Branch was elected to the Newark City Council in 1982 and represented the Central Ward for 16 years before losing the seat to Cory Booker in a closely watched — and at times acrimonious — election. But Booker, along with friends and family, remembered Branch fondly today as a man who left the battle in the ring. “When the fight is over, it’s over,” Mrs. Branch said of her husband’s philosophy.
“It’s the passing of one of our legends,” said Booker, now the city’s mayor. “My first entry into politics was going up against the lion of the Central Ward.” Despite the tough race, Booker said Branch always carried himself with “dignity and honor.”
The son of sharecroppers, the 80-year-old former boxer moved from North Carolina to Newark with his family in the early 1940s. He dropped out of school at age 16 to support his mother and siblings. Branch discovered fighting as a means to earn money, but he never forgot the lesson he learned from friend Kelley Marx, then-owner of the Clinton Milk Co.
“If you ever want to do anything in the world, you have to read the paper,” Marx told Branch, according to his wife. He would return to night school years later to get his high school diploma and eventually a bachelor’s degree in urban studies from Saint Peter’s College.
After his own boxing career ended, Branch helped coach scores of other fighters, some of whom went on to win golden gloves. But throughout, he sought to counsel and raise money for the kids of Newark, according to his longtime friend and ally Councilman Charles Bell.

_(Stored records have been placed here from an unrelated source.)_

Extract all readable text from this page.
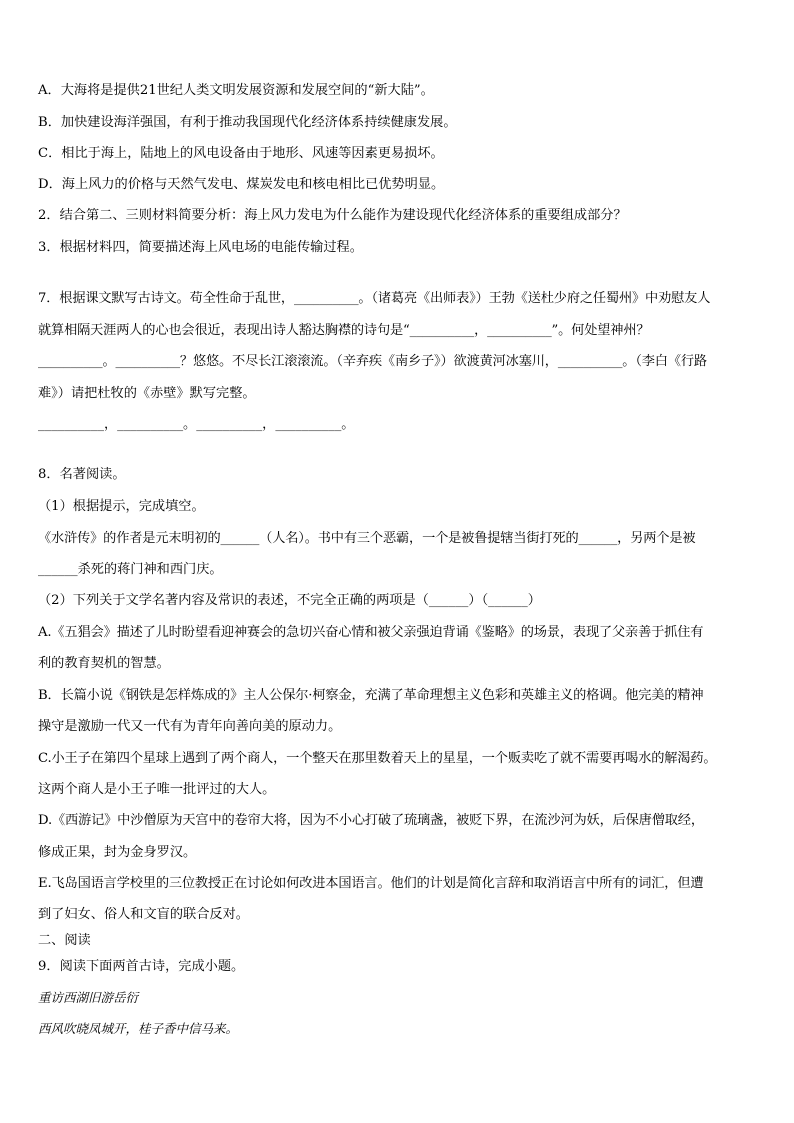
A．大海将是提供21世纪人类文明发展资源和发展空间的“新大陆”。
B．加快建设海洋强国，有利于推动我国现代化经济体系持续健康发展。
C．相比于海上，陆地上的风电设备由于地形、风速等因素更易损坏。
D．海上风力的价格与天然气发电、煤炭发电和核电相比已优势明显。
2．结合第二、三则材料简要分析：海上风力发电为什么能作为建设现代化经济体系的重要组成部分？
3．根据材料四，简要描述海上风电场的电能传输过程。
7．根据课文默写古诗文。苟全性命于乱世，__________。（诸葛亮《出师表》）王勃《送杜少府之任蜀州》中劝慰友人
就算相隔天涯两人的心也会很近，表现出诗人豁达胸襟的诗句是“__________，__________”。何处望神州？
__________。__________？悠悠。不尽长江滚滚流。（辛弃疾《南乡子》）欲渡黄河冰塞川，__________。（李白《行路
难》）请把杜牧的《赤壁》默写完整。
__________，__________。__________，__________。
8．名著阅读。
（1）根据提示，完成填空。
《水浒传》的作者是元末明初的______（人名）。书中有三个恶霸，一个是被鲁提辖当街打死的______，另两个是被
______杀死的蒋门神和西门庆。
（2）下列关于文学名著内容及常识的表述，不完全正确的两项是（______）（______）
A.《五猖会》描述了儿时盼望看迎神赛会的急切兴奋心情和被父亲强迫背诵《鉴略》的场景，表现了父亲善于抓住有
利的教育契机的智慧。
B．长篇小说《钢铁是怎样炼成的》主人公保尔·柯察金，充满了革命理想主义色彩和英雄主义的格调。他完美的精神
操守是激励一代又一代有为青年向善向美的原动力。
C.小王子在第四个星球上遇到了两个商人，一个整天在那里数着天上的星星，一个贩卖吃了就不需要再喝水的解渴药。
这两个商人是小王子唯一批评过的大人。
D.《西游记》中沙僧原为天宫中的卷帘大将，因为不小心打破了琉璃盏，被贬下界，在流沙河为妖，后保唐僧取经，
修成正果，封为金身罗汉。
E.飞岛国语言学校里的三位教授正在讨论如何改进本国语言。他们的计划是简化言辞和取消语言中所有的词汇，但遭
到了妇女、俗人和文盲的联合反对。
二、阅读
9．阅读下面两首古诗，完成小题。
重访西湖旧游岳衍
西风吹晓凤城开，桂子香中信马来。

“He worked for the young people from Project Pride to passing legislation,” Bell said today, calling Branch a “champion of the people — from maintenance workers to corporate giants.”
Project Pride, co-founded by Branch, Bell and Star-Ledger sports columnist emeritus Jerry Izenberg, provides money for citywide sports programs. The bulk of the funding comes from the annual Pride Bowl, a major October football game between Division III teams.
Branch was also widely credited with helping to oversee the rebuilding of the Central Ward after the 1967 Newark riots. In addition to housing, Branch helped a dozen churches acquire city land to build sanctuaries, schools and community centers.
Twenty-six years ago, Branch met his wife at a Christmas party thrown by then-Councilman Ralph Grant. “We went through a lengthy courtship — two years — today that’s lengthy,” she said. The couple would have celebrated their 24th anniversary in less than two weeks.
“I haven’t regretted a day since,” Mrs. Branch said today from her North Carolina home, where the couple moved after Branch underwent a brain operation in 2004. In declining health, Branch had returned to his native North Carolina both for the climate and to be near his children, two of whom are doctors.
“The move was a necessity,” Mrs. Branch said.
The couple has two other children and four grandchildren who will be returning to Newark this weekend for a Saturday 11 a.m. funeral at St. James AME Church. The funeral is likely to see major turnout from the Newark political establishment, as well as countless community members.
“Wherever he went people knew, loved and respected him,” Bell said today. “That will be the summation of Councilman George Branch.”
George Branch was Inducted into the New Jersey Boxing Hall of Fame on November 9, 1995.